Sejak Nabi Muhammad wafat, tidak ada lagi pemutus akhir kebenaran yang otoritatif di kalangan orang-orang beriman. Sejak Nabi Muhammad wafat, kaum mukmin tak pernah lagi satu suara, satu pandangan, satu pendapat yang benar-benar bulat. Itu terjadi sejak zaman Sahabat Abu Bakar, dan terus bersambung hingga hari-hari ini.

Begitu Sahabat Abu Bakar dipilih sebagai penerus Nabi dalam suatu musyawarah dengan kedudukan sebagai khalifah, benih-benih perselisihan di kalangan orang-orang beriman mulai mengecambah. Dimulai dari Umar bin Khattab, Utsman bin Affan, hingga Ali bin Abi Thalib, satu demi satu para khalifah Islam ini meninggal oleh tusukan pedang. Tragedi yang terus bersambung hingga masa-masa jauh sesudahnya.

Advertisements

Posisi Nabi Muhammad memang tak tergantikan dalam tradisi Islam, terutama dalam hal kedudukannya sebagai Nabi dan Rasul. Itulah yang membuatnya sebagai pemutus akhir kebenaran yang otoritatif di kalangan orang-orang beriman. Namun, Nabi Muhammad juga tidak mewariskan sistem kepemimpinan umat atau sistem pemerintahan yang “baku”, sehingga empat Khulafa ar Rasyidin juga dipilih secara berbeda.
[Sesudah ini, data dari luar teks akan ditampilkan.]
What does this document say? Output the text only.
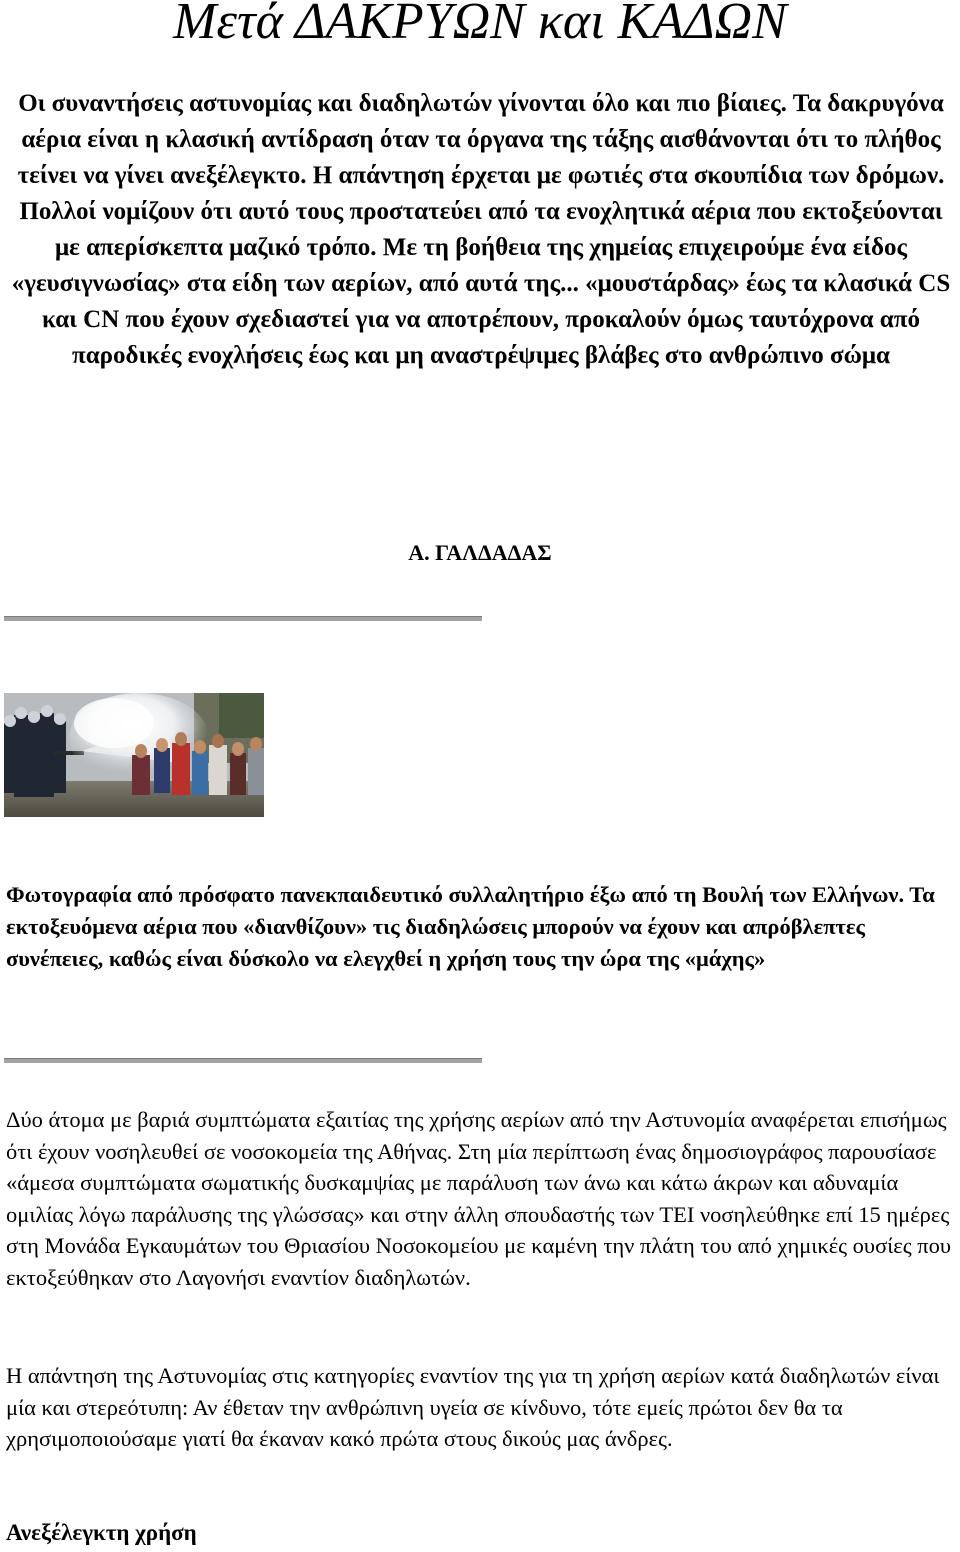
Μετά ΔΑΚΡΥΩΝ και ΚΑΔΩΝ

Οι συναντήσεις αστυνομίας και διαδηλωτών γίνονται όλο και πιο βίαιες. Τα δακρυγόνα αέρια είναι η κλασική αντίδραση όταν τα όργανα της τάξης αισθάνονται ότι το πλήθος τείνει να γίνει ανεξέλεγκτο. Η απάντηση έρχεται με φωτιές στα σκουπίδια των δρόμων. Πολλοί νομίζουν ότι αυτό τους προστατεύει από τα ενοχλητικά αέρια που εκτοξεύονται με απερίσκεπτα μαζικό τρόπο. Με τη βοήθεια της χημείας επιχειρούμε ένα είδος «γευσιγνωσίας» στα είδη των αερίων, από αυτά της... «μουστάρδας» έως τα κλασικά CS και CN που έχουν σχεδιαστεί για να αποτρέπουν, προκαλούν όμως ταυτόχρονα από παροδικές ενοχλήσεις έως και μη αναστρέψιμες βλάβες στο ανθρώπινο σώμα

Α. ΓΑΛΔΑΔΑΣ

Φωτογραφία από πρόσφατο πανεκπαιδευτικό συλλαλητήριο έξω από τη Βουλή των Ελλήνων. Τα εκτοξευόμενα αέρια που «διανθίζουν» τις διαδηλώσεις μπορούν να έχουν και απρόβλεπτες συνέπειες, καθώς είναι δύσκολο να ελεγχθεί η χρήση τους την ώρα της «μάχης»

Δύο άτομα με βαριά συμπτώματα εξαιτίας της χρήσης αερίων από την Αστυνομία αναφέρεται επισήμως ότι έχουν νοσηλευθεί σε νοσοκομεία της Αθήνας. Στη μία περίπτωση ένας δημοσιογράφος παρουσίασε «άμεσα συμπτώματα σωματικής δυσκαμψίας με παράλυση των άνω και κάτω άκρων και αδυναμία ομιλίας λόγω παράλυσης της γλώσσας» και στην άλλη σπουδαστής των ΤΕΙ νοσηλεύθηκε επί 15 ημέρες στη Μονάδα Εγκαυμάτων του Θριασίου Νοσοκομείου με καμένη την πλάτη του από χημικές ουσίες που εκτοξεύθηκαν στο Λαγονήσι εναντίον διαδηλωτών.

Η απάντηση της Αστυνομίας στις κατηγορίες εναντίον της για τη χρήση αερίων κατά διαδηλωτών είναι μία και στερεότυπη: Αν έθεταν την ανθρώπινη υγεία σε κίνδυνο, τότε εμείς πρώτοι δεν θα τα χρησιμοποιούσαμε γιατί θα έκαναν κακό πρώτα στους δικούς μας άνδρες.

Ανεξέλεγκτη χρήση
Itulah salah satu dari tiga perkara yang menurut Sahabat Umar bin Khattab belum dijawab tuntas oleh Nabi Muhammad: kalalah, riba, dan kekhalifahan. Maka, setelah Khulafa ar Rasyidin, sebutan untuk pemimpin dan sistem pemerintahannya berbeda-beda. Ada khalifah dan kekhalifahan, ada mulk, ada sultan, ada emir, dan sebagainya sesuai lokalitas teritori dan kewargaannya.

Hingga hari ini, tak ada sistem pemerintahan Islam yang baku. Di negara-negara yang saat ini mendaku sebagai Negara Islam, pun sistem pemerintahannya berbeda-beda. Dan tidak pernah ada negara Islam yang diakui sebagai negaranya orang Islam sedunia. Gerakan-gerakan yang mencoba menyatukan kewargaan orang Islam sedunia, di bawah satu bendera kenegaraan, selalu berujung pada ketidakpastian dan kekacauan — dan perang.
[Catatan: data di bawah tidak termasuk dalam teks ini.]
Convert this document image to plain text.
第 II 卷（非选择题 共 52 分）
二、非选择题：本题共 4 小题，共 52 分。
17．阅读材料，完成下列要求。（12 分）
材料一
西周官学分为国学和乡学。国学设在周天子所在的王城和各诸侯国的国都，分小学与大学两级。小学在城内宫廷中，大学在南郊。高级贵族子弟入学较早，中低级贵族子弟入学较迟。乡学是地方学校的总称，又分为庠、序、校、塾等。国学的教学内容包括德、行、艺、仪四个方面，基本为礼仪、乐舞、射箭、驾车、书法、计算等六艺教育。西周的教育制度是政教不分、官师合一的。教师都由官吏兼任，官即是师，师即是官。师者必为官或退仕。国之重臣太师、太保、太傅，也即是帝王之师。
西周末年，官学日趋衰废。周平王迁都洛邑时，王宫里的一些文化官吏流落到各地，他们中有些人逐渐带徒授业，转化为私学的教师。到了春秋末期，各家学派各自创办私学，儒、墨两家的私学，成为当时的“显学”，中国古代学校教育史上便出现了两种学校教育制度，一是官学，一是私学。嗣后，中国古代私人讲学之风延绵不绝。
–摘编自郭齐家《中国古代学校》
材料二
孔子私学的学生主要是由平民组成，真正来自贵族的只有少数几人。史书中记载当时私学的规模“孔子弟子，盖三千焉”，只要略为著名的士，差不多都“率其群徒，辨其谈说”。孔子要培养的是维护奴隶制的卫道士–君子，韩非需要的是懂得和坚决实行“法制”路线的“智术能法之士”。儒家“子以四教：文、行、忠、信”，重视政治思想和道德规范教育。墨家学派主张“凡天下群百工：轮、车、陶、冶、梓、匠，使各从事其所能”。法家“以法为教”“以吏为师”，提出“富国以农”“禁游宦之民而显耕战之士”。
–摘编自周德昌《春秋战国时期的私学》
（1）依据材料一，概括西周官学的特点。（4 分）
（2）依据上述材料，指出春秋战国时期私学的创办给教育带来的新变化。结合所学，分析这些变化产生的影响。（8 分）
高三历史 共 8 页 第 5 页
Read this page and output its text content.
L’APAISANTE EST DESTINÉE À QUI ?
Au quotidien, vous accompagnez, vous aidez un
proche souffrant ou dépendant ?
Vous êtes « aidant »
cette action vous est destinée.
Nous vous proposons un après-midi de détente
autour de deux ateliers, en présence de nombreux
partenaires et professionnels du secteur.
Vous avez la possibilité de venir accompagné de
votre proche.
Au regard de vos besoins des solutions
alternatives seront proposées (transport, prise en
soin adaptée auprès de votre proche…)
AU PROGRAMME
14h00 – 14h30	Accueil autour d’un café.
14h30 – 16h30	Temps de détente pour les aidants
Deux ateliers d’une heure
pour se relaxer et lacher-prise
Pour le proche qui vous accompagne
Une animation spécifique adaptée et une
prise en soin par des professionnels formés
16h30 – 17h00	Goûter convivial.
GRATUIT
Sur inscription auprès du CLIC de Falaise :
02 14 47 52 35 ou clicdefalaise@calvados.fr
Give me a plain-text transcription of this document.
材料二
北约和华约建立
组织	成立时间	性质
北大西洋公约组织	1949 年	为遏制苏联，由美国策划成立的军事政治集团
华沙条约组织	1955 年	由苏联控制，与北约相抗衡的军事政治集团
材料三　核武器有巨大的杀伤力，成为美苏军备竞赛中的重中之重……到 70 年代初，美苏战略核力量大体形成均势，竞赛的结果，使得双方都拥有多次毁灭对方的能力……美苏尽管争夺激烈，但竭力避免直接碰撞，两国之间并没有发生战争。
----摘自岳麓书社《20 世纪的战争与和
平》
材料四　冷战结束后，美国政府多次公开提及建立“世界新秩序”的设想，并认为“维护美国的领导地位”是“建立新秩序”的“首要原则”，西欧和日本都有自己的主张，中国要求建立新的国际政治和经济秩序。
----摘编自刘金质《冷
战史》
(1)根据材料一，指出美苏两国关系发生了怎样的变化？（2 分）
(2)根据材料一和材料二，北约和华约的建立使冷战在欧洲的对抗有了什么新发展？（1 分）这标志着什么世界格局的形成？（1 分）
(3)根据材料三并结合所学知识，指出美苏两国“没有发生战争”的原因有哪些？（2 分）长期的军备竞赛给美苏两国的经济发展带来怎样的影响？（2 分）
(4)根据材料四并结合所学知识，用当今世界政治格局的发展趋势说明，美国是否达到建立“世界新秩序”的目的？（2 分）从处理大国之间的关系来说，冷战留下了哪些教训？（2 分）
Lihat apa yang terjadi pada gerakan Pan Islamism yang dimotori Jamal-al-Din Afghani hingga yang mutakhir gerakan Islamic State in Iraq and Syria (ISIS) dan Hizb ut-Tahrir —sayapnya di Indonesia Hizb ut-Tahrir Indonesia (HTI).

Nabi Muhammad juga tidak mewariskan sistem hierarki dalam keagamaan, seperti dalam tradisi Katolik. Itulah kenapa posisi Muhammad sebagai Rasul akhir zaman tak tergantikan. Nabi Muhammad hanya mengisyaratkan kepada umatnya untuk bertanya dan mengikuti para sahabatnya dan ulama sebagai panutan. Namun, sekali lagi, tak ada hierarki keagamaan dalam Islam, dan karena itu tidak ada yang menduduki posisi tertinggi, baik perorangan maupun kelembagaan, sebagai pemutus akhir kebenaran yang otoritatif. Majelis Ulama Indonesia (MUI), misalnya, posisinya sama dan tak lebih tinggi dari Nahdlatul Ulama dan Muhammadiyah. Fatwanya adalah pendapat hukum, bukan keputusan hukum. Kedudukan fatwa yang dikeluarkan oleh MUI, NU, dan Muhammadiyah sama belaka: ia sebagai pendapat hukum, dan bukan keputusan hukum.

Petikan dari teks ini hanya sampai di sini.